Hermann Terhörst ist es mit zu verdanken, dass Legden 1972 eine Reithalle bauen konnte. Nicht zu vergessen, dass er auch für den Schützenverein aufs Pferd stieg und dort zahlreiche Funktionen bis hin zum 1. Vorsitzenden, Präsidenten und Ehrenpräsidenten übernahm. Von seiner Zeit als berittener Offizier sagt er heute: „Eine Parade zu reiten, war mehr als eine Turnierteilnahme.“

Abschied vom Sport, nicht von der Zucht

Wenn er auch im Alter von 50 Jahren aus dem aktiven Sport absattelte, seine zweite intensive Beschäftigung, an der er zusammen mit seiner Frau Marlis weiter festhält, ist die Pferdezucht.
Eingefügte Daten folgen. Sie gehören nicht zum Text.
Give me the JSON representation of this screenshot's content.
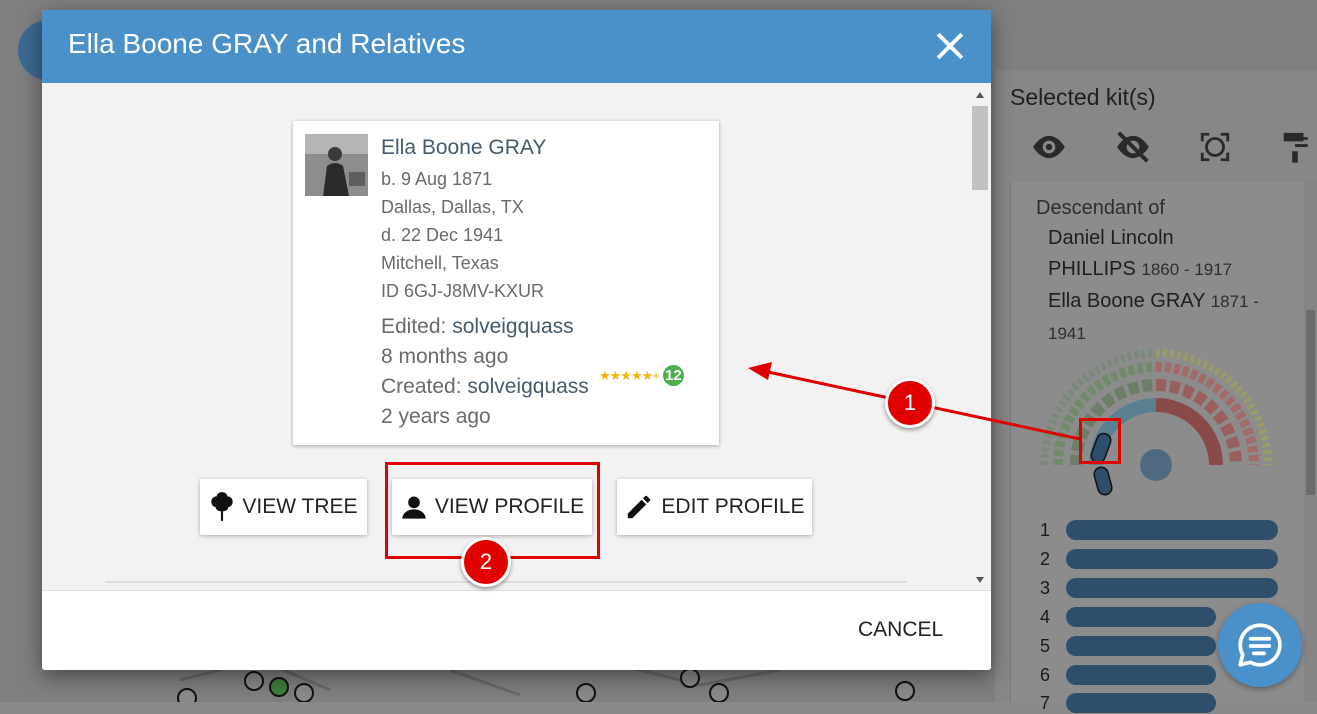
{
  "background_panel": {
    "title": "Selected kit(s)",
    "icons": [
      "eye-icon",
      "eye-off-icon",
      "focus-frame-icon",
      "paint-roller-icon"
    ],
    "descendant_label": "Descendant of",
    "ancestors": [
      {
        "name": "Daniel Lincoln",
        "name2": "PHILLIPS",
        "years": "1860 - 1917"
      },
      {
        "name": "Ella Boone GRAY",
        "years": "1871 -",
        "years2": "1941"
      }
    ],
    "chromosomes": [
      "1",
      "2",
      "3",
      "4",
      "5",
      "6",
      "7"
    ]
  },
  "dialog": {
    "title": "Ella Boone GRAY and Relatives",
    "close_icon": "close-icon",
    "person": {
      "name": "Ella Boone GRAY",
      "birth": "b. 9 Aug 1871",
      "birth_place": "Dallas, Dallas, TX",
      "death": "d. 22 Dec 1941",
      "death_place": "Mitchell, Texas",
      "id": "ID 6GJ-J8MV-KXUR",
      "edited_label": "Edited:",
      "edited_user": "solveigquass",
      "edited_ago": "8 months ago",
      "created_label": "Created:",
      "created_user": "solveigquass",
      "created_ago": "2 years ago",
      "stars": "★★★★★",
      "stars_plus": "+",
      "badge": "12"
    },
    "buttons": {
      "view_tree": "VIEW TREE",
      "view_profile": "VIEW PROFILE",
      "edit_profile": "EDIT PROFILE"
    },
    "cancel": "CANCEL"
  },
  "annotations": {
    "marker1": "1",
    "marker2": "2",
    "color": "#e00000"
  },
  "colors": {
    "header": "#4a90c9",
    "chromosome": "#2f4e6c",
    "badge": "#4caf50",
    "stars": "#f5b400"
  }
}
Noch heute ist der Gang zum benachbarten Pferdestall ein tägliches Ritual.

In besonderer Erinnerung ist die Stute „Tosca“, die zuerst einen Stall am Wohnhaus hatte. „Mit der konnte ich richtig sprechen“ sagt Marlis Terhörst. Dass sie ihren Mann zum ersten Mal ausgerechnet bei einem Reiterball traf, ist im Grunde fast zu erwarten. Auf dem Kostümball auf Schloss Raesfeld fanden der Gentleman à la Johannes Heesters und die Charleston-Dame zusammen.

Der Kürassier Wilhelm Hubert Decker.

Der Kürassier Wilhelm Hubert Decker. © Privat

Und die trägt als Tochter des Rittmeisters August Grüneklee (*1882) ebenfalls das Pferde-Gen in sich. Von dem weiß man, dass er Mitglied der Kaiserlichen Leibgarde war und den Kaiser auch ins Exil in die Niederlande begleitete. Auch er war Kürassier und galt als bester Dressurreiter seines Regiments. Bei einem Turnier in Frankfurt gewann er 1911 sogar die Goldene Uhr des Kaisers, die sich noch im Familienbesitz befindet.
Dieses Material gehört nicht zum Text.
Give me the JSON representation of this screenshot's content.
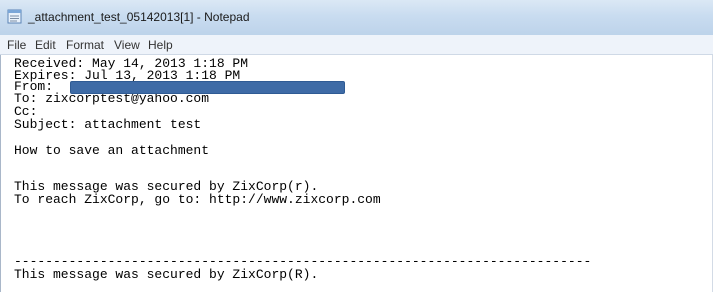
{
  "window": {
    "title": "_attachment_test_05142013[1] - Notepad"
  },
  "menu": {
    "items": [
      "File",
      "Edit",
      "Format",
      "View",
      "Help"
    ]
  },
  "content": {
    "received": "Received: May 14, 2013 1:18 PM",
    "expires": "Expires: Jul 13, 2013 1:18 PM",
    "from": "From:",
    "to": "To: zixcorptest@yahoo.com",
    "cc": "Cc:",
    "subject": "Subject: attachment test",
    "body_line": "How to save an attachment",
    "secured_line": "This message was secured by ZixCorp(r).",
    "reach_line": "To reach ZixCorp, go to: http://www.zixcorp.com",
    "separator": "--------------------------------------------------------------------------",
    "footer_line": "This message was secured by ZixCorp(R)."
  },
  "icons": {
    "app_icon": "notepad-icon"
  },
  "colors": {
    "redaction": "#3e6ba6",
    "titlebar": "#c9dcf0"
  }
}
Seine Ausrüstung – Schutzschilde (Kürasse), Stiefel und Säbel – sorgte in Legden sogar Jahre nach seinem Tod für Aufsehen, wie sich Hermann Terhörst erinnert: „Beim 50. Jubiläum des Reitvereins 1975 wurden sie bei einer Schaunummer eingesetzt, die für großen Applaus sorgte.“

Im Ersten Weltkrieg hat er sich als Lebensretter des Grafen von Landsberg-Velen verdient gemacht, ritt mit seinem Pferd „Unkas“ bis vor die Tore von Paris. Eindrucksvoll ist seine Lebensgeschichte, die er zu Papier gebracht hat, in der er auch die schlimmen Kriegserlebnisse im eiskalten Winter 1916 in Polen und Litauen schildert: „Es gab nichts zu fressen für unsere braven Pferde, die fielen um wie die Fliegen.“ Graf Landsberg-Velen holte ihn nach dem Ersten Weltkrieg als Verwalter seiner Güter nach Westfalen. Nach erneutem Einsatz im Zweiten Weltkrieg und Gefangenschaft übernahm er die Landwirtschaft der Schwiegereltern.

Die Tochter des Rittmeisters

Tochter Marlis wäre auch gerne reiterlich aktiv geworden, die Lebensumstände verhinderten das aber.

Der Rittmeister: August Grüneklee.

Der Rittmeister: August Grüneklee. © Privat

Die Liebe und die Nähe zum Pferd sind ihr aber geblieben. Und natürlich ist sie wie ihr Mann auch stolz auf ihr gemeinsames Erbe: Sohn Alexander und seine Frau Franziska Thiersch lernten sich als Studenten kennen. Sie und die Enkel Carlotta und Janis beweisen, dass das Pferd zur Familie gehört. Carlotta wurde 2020 Deutsche Meisterin der Ponyreiter und in diesem Jahr Westfalenmeisterin der Juniorenspringreiter. Auf „Chacalacca“, einem Pferd aus der Zucht ihres Opas. Enkel Janis ist ebenfalls im Ponysattel erfolgreich, aber auch als Fußballer.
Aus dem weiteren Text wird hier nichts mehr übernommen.